Artificial intelligence for sustainable agriculture: A review of machine learning and deep learning techniques for crop growth and yield prediction
Abstract
The climate change, the lack of resources, soil decline, the population growth, and food security have put additional pressure on agriculture, which poses an urgent necessity to improve the accuracy and sustainability of systems of crop growth and crop yield projections. Machine Learning and Deep Learning are types of Artificial Intelligence that have become a groundbreaking method to overcome these issues in Sustainable Agriculture and Precision Agriculture. It is a PRISMA-based literature review of recent advances in Crop Growth Prediction and Crop Yield Prediction based on data-driven farming strategies with the emphasis on the research published in the age of Smart Farming, Digital Agriculture, and Climate-Smart Agriculture. The literature review was systematic in terms of tackling literature connected to machine learning, deep learning, remote sensing, UAV imagery, satellite imagery, Internet of Things sensors, and Agricultural Big Data to predictive modeling in agriculture.

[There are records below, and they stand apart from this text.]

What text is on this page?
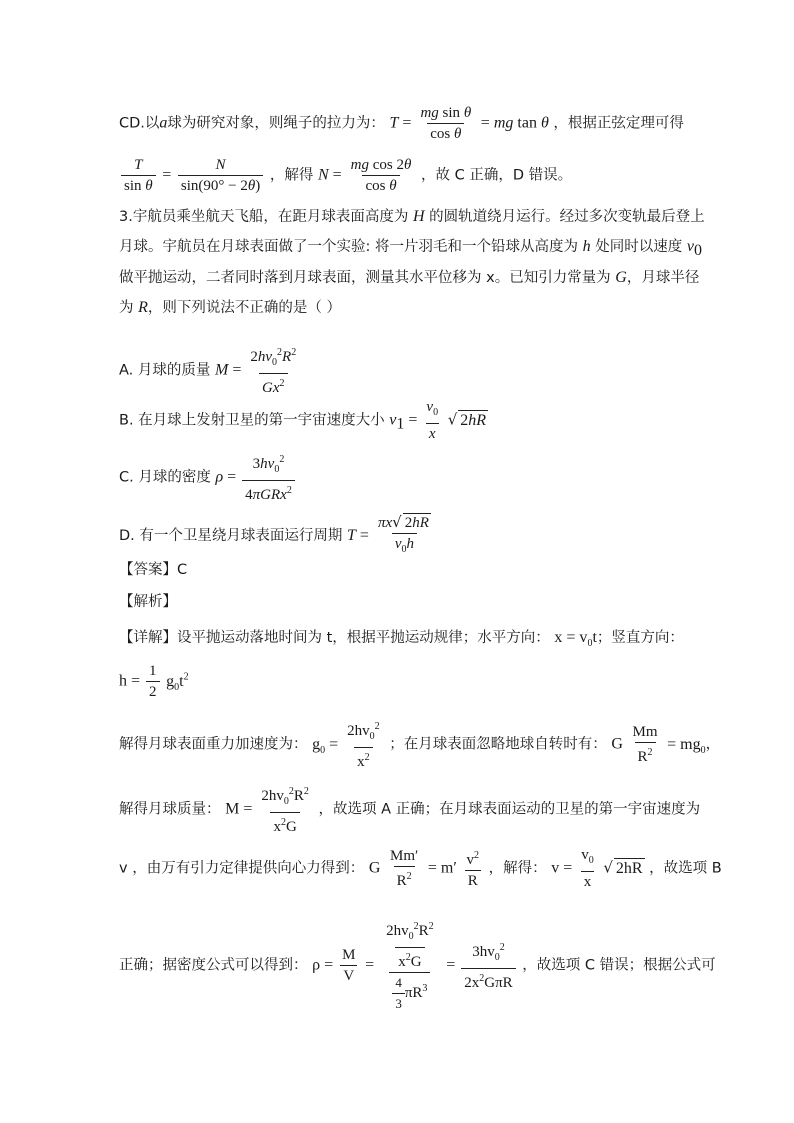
CD.以a球为研究对象，则绳子的拉力为： $T = \frac{\text{mg sin θ}}{\text{cos θ}}$ = mg tan θ ，根据正弦定理可得
$\frac{T}{\text{sin θ}} = \frac{N}{\sin(90^\circ - 2\theta)}$ ，解得 $N = \frac{\text{mg cos 2θ}}{\text{cos θ}}$ ，故 C 正确，D 错误。
3.宇航员乘坐航天飞船，在距月球表面高度为 H 的圆轨道绕月运行。经过多次变轨最后登上
月球。宇航员在月球表面做了一个实验: 将一片羽毛和一个铅球从高度为 h 处同时以速度 $v_0$
做平抛运动，二者同时落到月球表面，测量其水平位移为 x。已知引力常量为 G，月球半径
为 R，则下列说法不正确的是（ ）
A. 月球的质量 $M = \frac{2hv_0^2R^2}{Gx^2}$
B. 在月球上发射卫星的第一宇宙速度大小 $v_1 = \frac{v_0}{x}$ √ 2hR
C. 月球的密度 $\rho = \frac{3hv_0^2}{4\pi GRx^2}$
D. 有一个卫星绕月球表面运行周期 $T = \frac{\pi x√ 2hR}{v_0h}$
【答案】C
【解析】
【详解】设平抛运动落地时间为 t，根据平抛运动规律；水平方向： $x = v_0t$；竖直方向：
$h = \frac{1}{2} g_0t^2$
解得月球表面重力加速度为： $g_0 = \frac{2hv_0^2}{x^2}$ ；在月球表面忽略地球自转时有： G $\frac{Mm}{R^2} = mg_0$，
解得月球质量： $M = \frac{2hv_0^2R^2}{x^2G}$ ，故选项 A 正确；在月球表面运动的卫星的第一宇宙速度为
v ，由万有引力定律提供向心力得到： G $\frac{Mm'}{R^2} = m' \frac{v^2}{R}$ ，解得： $v = \frac{v_0}{x}$ √ 2hR ，故选项 B
正确；据密度公式可以得到： $\rho = \frac{M}{V} = \frac{\frac{2hv_0^2R^2}{x^2G}}{\frac{4}{3} \pi R^3} = \frac{3hv_0^2}{2x^2G\pi R}$ ，故选项 C 错误；根据公式可
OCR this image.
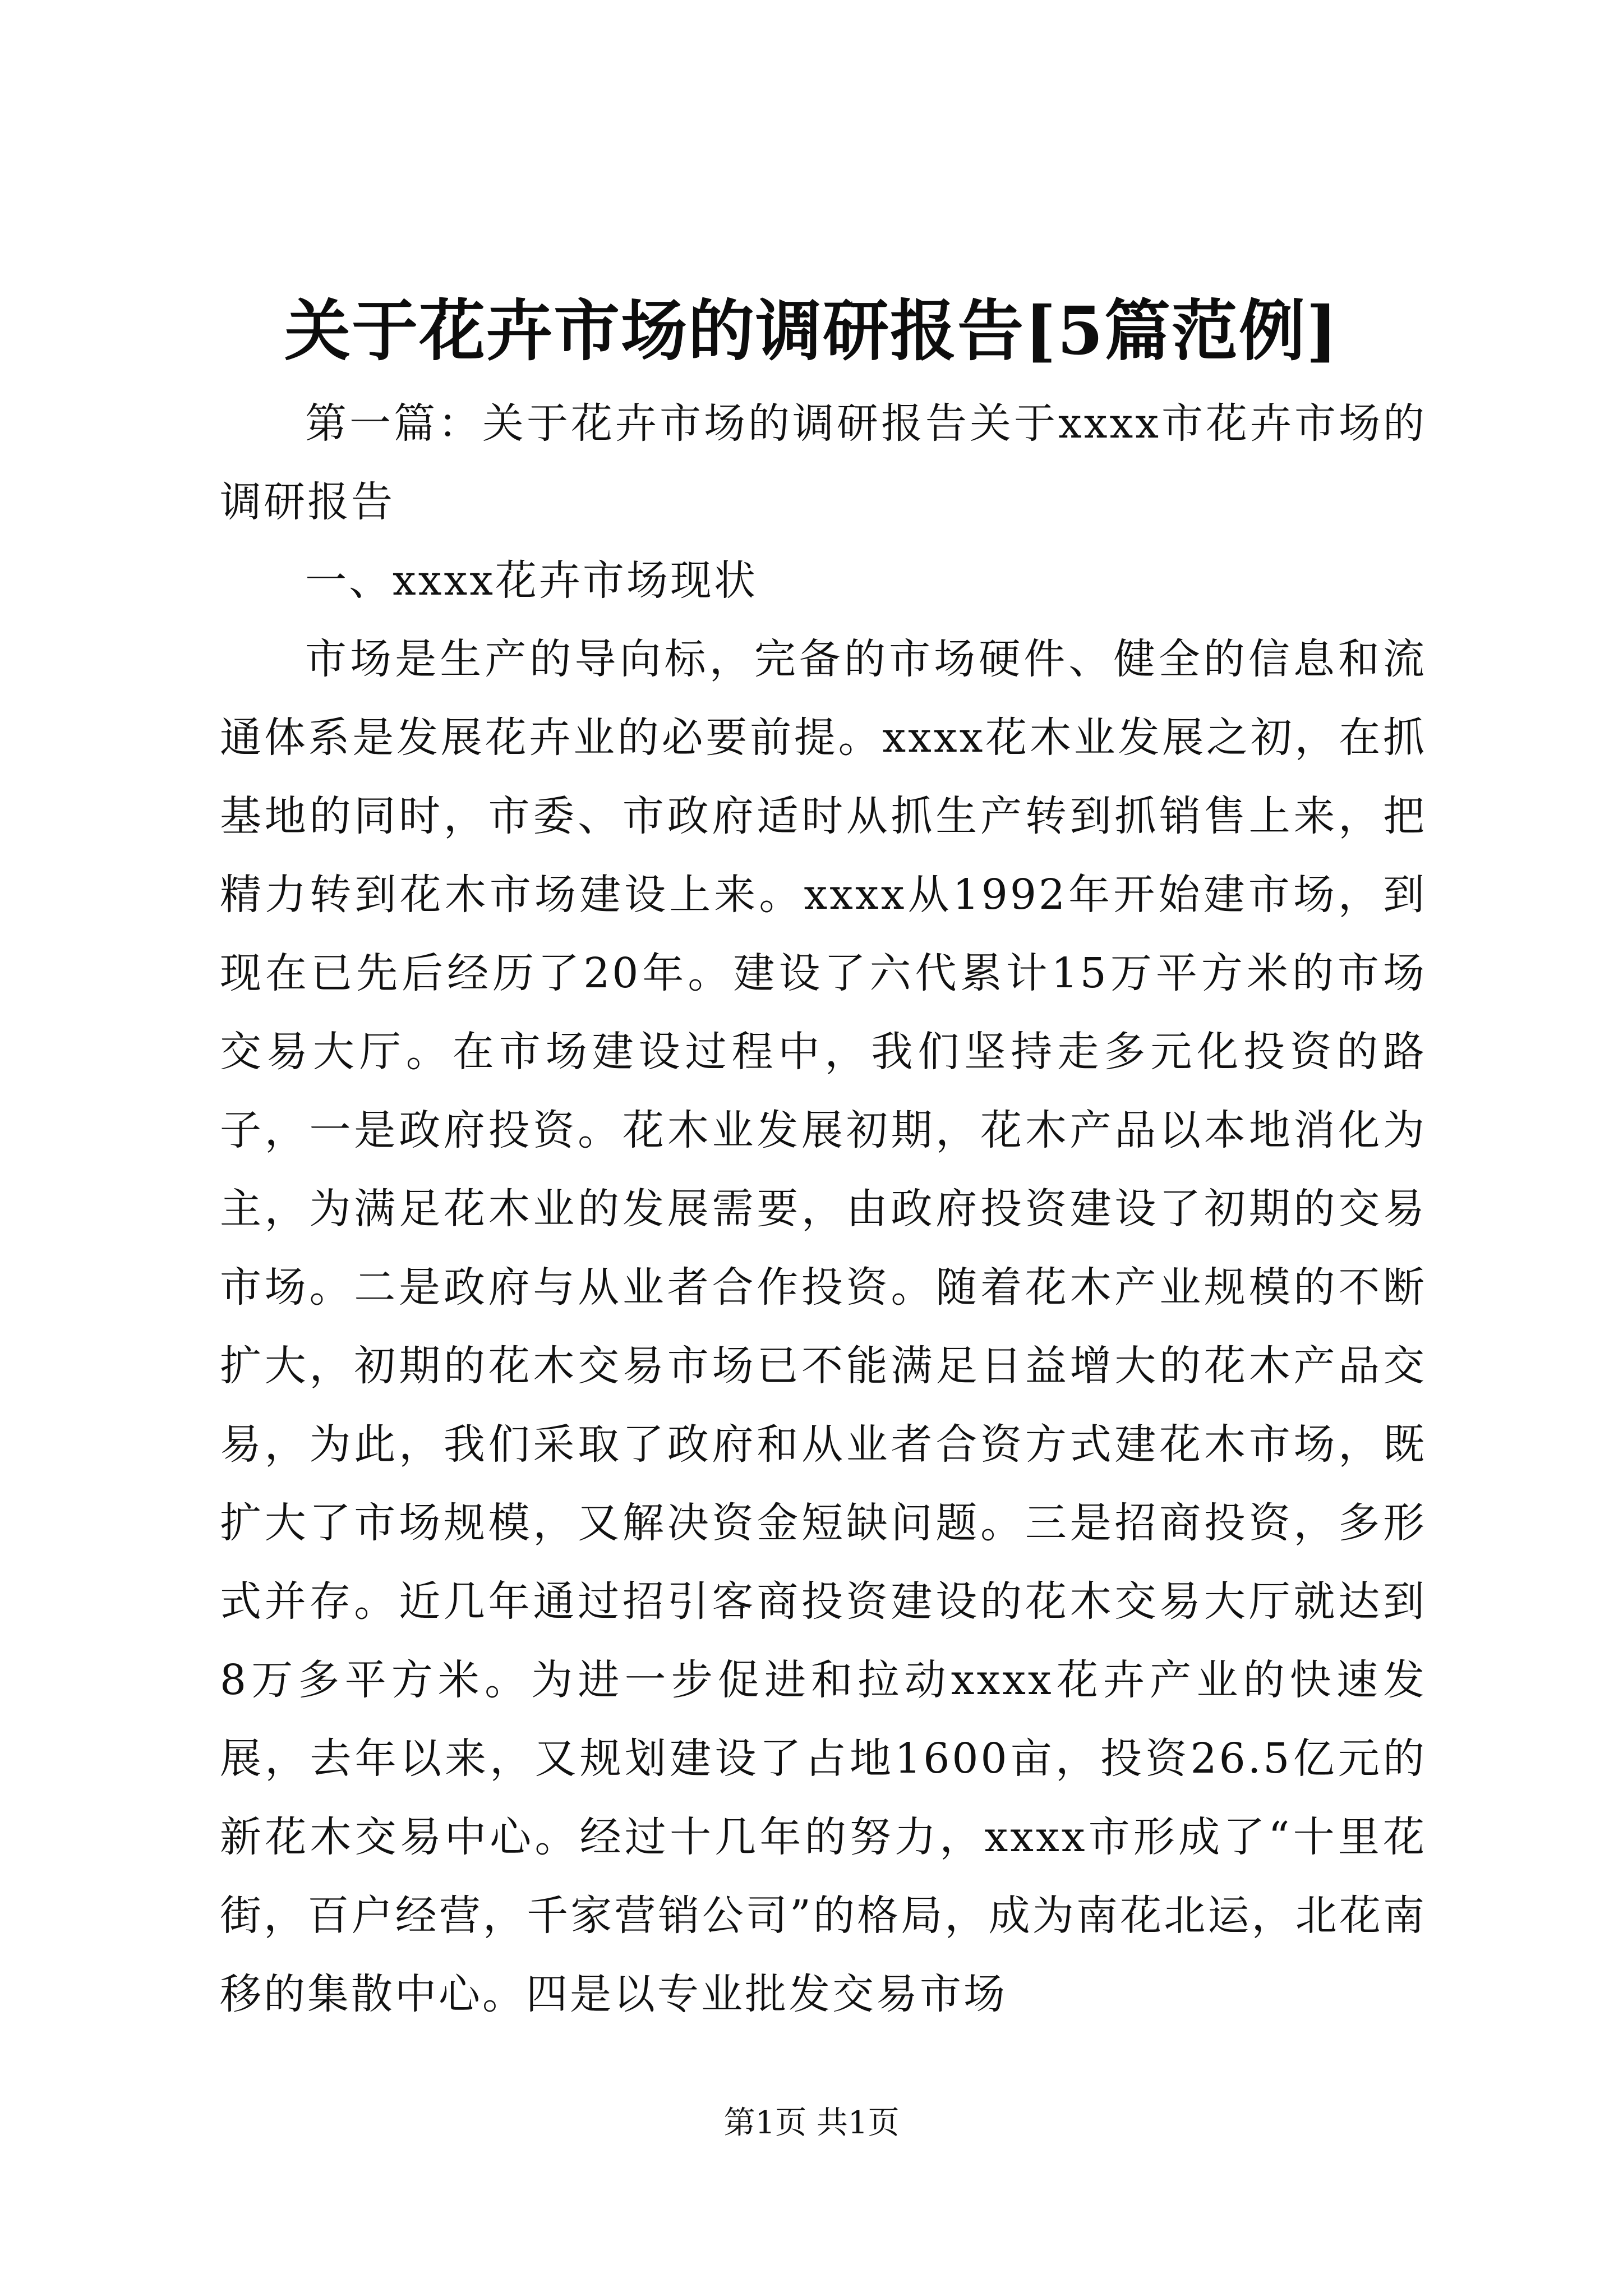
关于花卉市场的调研报告[5篇范例]

第一篇：关于花卉市场的调研报告关于xxxx市花卉市场的调研报告

一、xxxx花卉市场现状

市场是生产的导向标，完备的市场硬件、健全的信息和流通体系是发展花卉业的必要前提。xxxx花木业发展之初，在抓基地的同时，市委、市政府适时从抓生产转到抓销售上来，把精力转到花木市场建设上来。xxxx从1992年开始建市场，到现在已先后经历了20年。建设了六代累计15万平方米的市场交易大厅。在市场建设过程中，我们坚持走多元化投资的路子，一是政府投资。花木业发展初期，花木产品以本地消化为主，为满足花木业的发展需要，由政府投资建设了初期的交易市场。二是政府与从业者合作投资。随着花木产业规模的不断扩大，初期的花木交易市场已不能满足日益增大的花木产品交易，为此，我们采取了政府和从业者合资方式建花木市场，既扩大了市场规模，又解决资金短缺问题。三是招商投资，多形式并存。近几年通过招引客商投资建设的花木交易大厅就达到8万多平方米。为进一步促进和拉动xxxx花卉产业的快速发展，去年以来，又规划建设了占地1600亩，投资26.5亿元的新花木交易中心。经过十几年的努力，xxxx市形成了“十里花街，百户经营，千家营销公司”的格局，成为南花北运，北花南移的集散中心。四是以专业批发交易市场

第1页 共1页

Typically used algorithms are Random Forest, Support Vector Machine, Gradient Boosting, Ensemble Learning, Convolutional Neural Network, Long Short-Term Memory, Reinforcement Learning, Transfer Learning, and Vision Transformer architectures. The results mean that Deep Learning-based architecture, in general, and hybrid CNN-LSTM and multimodal architectures in particular, are typically more successful in Crop Yield Prediction than classical statistical approaches, especially with the inclusion of weather, soil, vegetation index, and remote sensing data.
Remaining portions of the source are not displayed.